In summary, insulin signaling in astrocytes plays an important role in the regulation of mitochondrial function and Aβ uptake by astrocytes and dysfunction of this signaling system can result in an impairment in Aβ clearance and exacerbate AD-like phenotypes in a 5xFAD mouse model. Understanding the mechanisms of this interaction may provide insights into potential sites for therapeutic development in T2D patients with cognitive loss and AD patients with metabolic syndrome.

Materials and Methods

Animals.

All experimental procedures and animal welfare care were approved by the Institutional Animal Care and Use Committee of the Joslin Diabetes Center and/or Brandeis University. Both animal facilities provide veterinary services on a 24-h basis. Mice were housed in a temperature- and humidity-controlled animal facility (23 °C and 80% humidity) with a 12 h/12 h light/dark photoperiod (lights on at 6:30 AM). The animals were provided with standard chow diet (Mouse diet 9F 5020; PharmaServ) and water ad libitum unless otherwise specified. IR floxed mice (IR^f/f) were created as previously described (13) and maintained in house. GFAP^CreERT2 mice (Stock # 012849) and 5xFAD mice (Stock # 008730) were purchased from Jackson Laboratory (Bar Harbor, Maine). For generation of experimental animals and tamoxifen induction in these animals, detailed Materials and Methods are available in SI Appendix.

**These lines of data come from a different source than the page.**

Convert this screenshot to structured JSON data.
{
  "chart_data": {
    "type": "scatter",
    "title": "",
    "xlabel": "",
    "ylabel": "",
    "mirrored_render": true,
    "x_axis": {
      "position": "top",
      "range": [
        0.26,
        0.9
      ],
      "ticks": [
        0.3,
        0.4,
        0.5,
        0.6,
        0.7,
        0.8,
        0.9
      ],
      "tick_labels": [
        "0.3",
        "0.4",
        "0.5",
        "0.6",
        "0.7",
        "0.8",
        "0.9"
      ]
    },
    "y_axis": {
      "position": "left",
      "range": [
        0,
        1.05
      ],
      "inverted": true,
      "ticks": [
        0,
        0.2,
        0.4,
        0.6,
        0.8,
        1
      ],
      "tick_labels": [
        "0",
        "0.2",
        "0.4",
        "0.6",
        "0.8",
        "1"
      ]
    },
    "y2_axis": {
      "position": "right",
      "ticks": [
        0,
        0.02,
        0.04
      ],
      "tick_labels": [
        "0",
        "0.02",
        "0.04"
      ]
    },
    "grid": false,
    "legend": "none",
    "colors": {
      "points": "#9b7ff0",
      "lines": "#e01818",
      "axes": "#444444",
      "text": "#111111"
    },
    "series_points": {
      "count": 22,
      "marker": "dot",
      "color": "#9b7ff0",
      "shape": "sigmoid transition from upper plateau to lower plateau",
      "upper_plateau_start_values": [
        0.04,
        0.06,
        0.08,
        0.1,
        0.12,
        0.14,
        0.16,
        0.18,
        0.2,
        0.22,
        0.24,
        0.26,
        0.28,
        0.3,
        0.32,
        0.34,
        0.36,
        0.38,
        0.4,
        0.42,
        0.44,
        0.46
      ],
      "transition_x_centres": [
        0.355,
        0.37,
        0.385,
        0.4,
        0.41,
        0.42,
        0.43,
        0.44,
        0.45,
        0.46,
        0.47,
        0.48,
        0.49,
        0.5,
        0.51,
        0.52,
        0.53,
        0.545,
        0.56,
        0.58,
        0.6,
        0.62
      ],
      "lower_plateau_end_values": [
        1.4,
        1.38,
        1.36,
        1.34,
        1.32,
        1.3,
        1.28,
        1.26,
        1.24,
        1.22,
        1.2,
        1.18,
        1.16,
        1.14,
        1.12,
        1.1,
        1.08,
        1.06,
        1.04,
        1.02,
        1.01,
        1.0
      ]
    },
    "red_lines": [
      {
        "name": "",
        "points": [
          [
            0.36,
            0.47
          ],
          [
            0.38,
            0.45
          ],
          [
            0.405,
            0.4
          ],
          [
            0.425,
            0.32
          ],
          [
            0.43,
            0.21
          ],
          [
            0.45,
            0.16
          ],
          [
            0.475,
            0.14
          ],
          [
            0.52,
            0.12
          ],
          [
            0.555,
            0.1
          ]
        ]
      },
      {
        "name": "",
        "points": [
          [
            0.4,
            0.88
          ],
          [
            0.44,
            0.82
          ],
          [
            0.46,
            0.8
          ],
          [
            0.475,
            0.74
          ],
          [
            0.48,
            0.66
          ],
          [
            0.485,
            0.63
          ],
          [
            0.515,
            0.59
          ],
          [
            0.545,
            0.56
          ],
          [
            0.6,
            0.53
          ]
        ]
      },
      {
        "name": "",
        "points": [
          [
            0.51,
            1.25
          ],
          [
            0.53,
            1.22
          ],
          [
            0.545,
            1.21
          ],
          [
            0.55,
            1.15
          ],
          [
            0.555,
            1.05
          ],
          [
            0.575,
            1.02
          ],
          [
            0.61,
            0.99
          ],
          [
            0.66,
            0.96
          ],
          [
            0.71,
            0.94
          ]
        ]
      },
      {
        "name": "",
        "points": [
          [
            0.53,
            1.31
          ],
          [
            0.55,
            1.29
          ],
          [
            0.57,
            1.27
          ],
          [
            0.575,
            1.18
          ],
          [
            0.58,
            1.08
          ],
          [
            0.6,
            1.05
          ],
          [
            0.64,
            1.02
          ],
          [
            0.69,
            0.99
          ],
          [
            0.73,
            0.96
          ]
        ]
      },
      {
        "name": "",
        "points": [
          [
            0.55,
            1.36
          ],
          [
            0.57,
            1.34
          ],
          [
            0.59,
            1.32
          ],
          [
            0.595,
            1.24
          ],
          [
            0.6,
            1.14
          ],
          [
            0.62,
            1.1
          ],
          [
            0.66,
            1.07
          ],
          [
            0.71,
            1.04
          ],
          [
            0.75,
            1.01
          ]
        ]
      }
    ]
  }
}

Brain Homogenate Preparation.

Freshly isolated brain tissue was kept on ice and cut in a sagittal manner. The right hemisphere was immediately frozen in liquid nitrogen and stored at −80 °C, while the left hemisphere was stored in precold 4% PFA for immunohistochemistry (IHC) analysis. For brain lysate preparation and subsequent analyses including western blotting, RT-qPCR, and IHC staining, detailed Materials and Methods are available in SI Appendix.

Mouse Brain Clearing, Staining, and Imaging.

Whole-brain volumetric immunofluorescent imaging was performed using a previously reported SHIELD protocol (35). Postfixed brains were processed and imaged, and 3D image datasets from light sheet microscope were analyzed (LifeCanvas Technologies, MA, USA). Detailed methods are available in SI Appendix.

Mouse Behavioral Assays.

Nesting tests, Y maze, and contextual fear conditioning tests were conducted to assess behavioral performances in mice. Detailed methods are available in SI Appendix.

Statistics.

All the data were presented as mean ± SEM. Two-group comparison was performed using unpaired two-tailed Student’s t test. For experiments involving analysis of the multiple groups with two factors (i.e., IR KO or 5xFAD), a two-way ANOVA analysis was performed to detect the interactions between the two main factors, followed by a Tukey’s post hoc multiple comparison test when appropriate. A P-value < 0.05 was considered significant.

Supplementary Material

Appendix 01 (PDF)

Movie S1.

2D visualization of sagittal images (related to Figure 4) Movie showing accelerated playing of sagittal images across a brain hemisphere. Movie was created using Image J.

Movie S2.

3D visualization of brain hemispheres (related to Figure 4). 3D movie showing a brain hemisphere cleared by LifeCanvas’ SHIELD technology, with red fluorescent signals represent β-amyloid staining. Movie was created using Imaris.

Data, Materials, and Software Availability

All study data are included in the article and/or supporting information.